Rovetta and San Lorenzo are in an attractive geographical position in an area that extends from the regal Mount Presolana to the high plain of Clusone in the extreme south, and covers over 24 square kilometres (36,308 Bergamascan perches): in ancient times the territory comprised mainly meadows, woods and fields). Rovetta is about 700 metres above sea level and the mountains that surround it vary in height: in the north there is Mount Blum at 1,302 metres and Mount Parè (1,642); to the north east is Mount Presolana (2,521); to the east we have Mount Pora (1,876) and Mount Falecchio (902); in the south there is the Pizzo Formico chain the peak of which is at 1,637 metres; to the west there are no mountains to mark the boundary in that this chain continues and ends at Ponte Nossa.

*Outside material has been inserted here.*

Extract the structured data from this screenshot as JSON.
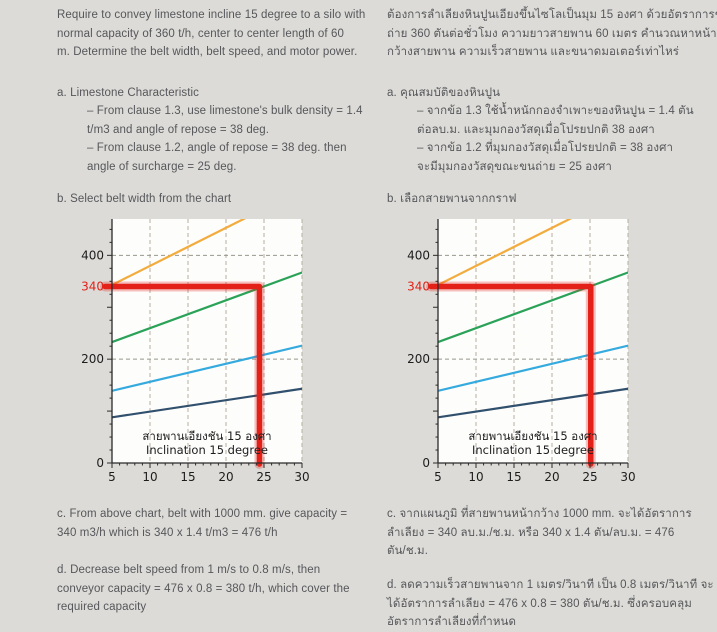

Mount Falecchio and the Pizzo Formica chain have no intermediate mountains, since downhill there is the River Borlezza. The plain is called Agro (Agher) and at the bottom of it there is San Lorenzo. From a study carried out by Professor Rocco Zambelli all of this area, which extends from Castione della Presolana to Clusone and Lovere, was originally under the sea until it gradually emerged and its definitive movement took place around 20 million years ago, revealing Dolomite-like rock. In ancient times, the streams ran over different routes. For example, the River Serio flowed past the Cantoniera della Presolana and flooded the land from Castione to Clusone. The situation gradually modified itself so that the Serio changed its course, but another stream that flowed towards Sovere slowly started to erode the land and that is how the current Valle Borlezza was formed, where the stream started at one stage to cut an underground river bed that came out behind Castro. Two million years ago the Valle Borlezza took its essential line and the stream continued to transport material, softening the surroundings. With the passing of time, that material became solid to create a kind of highly prized marble that was later used for the construction of altars for the area’s churches. There were also glaciations to which the Valle Borlezza resisted, but it still influenced the formation of the Formico chain’s rock, in that by the water continually freezing and melting it became brittle.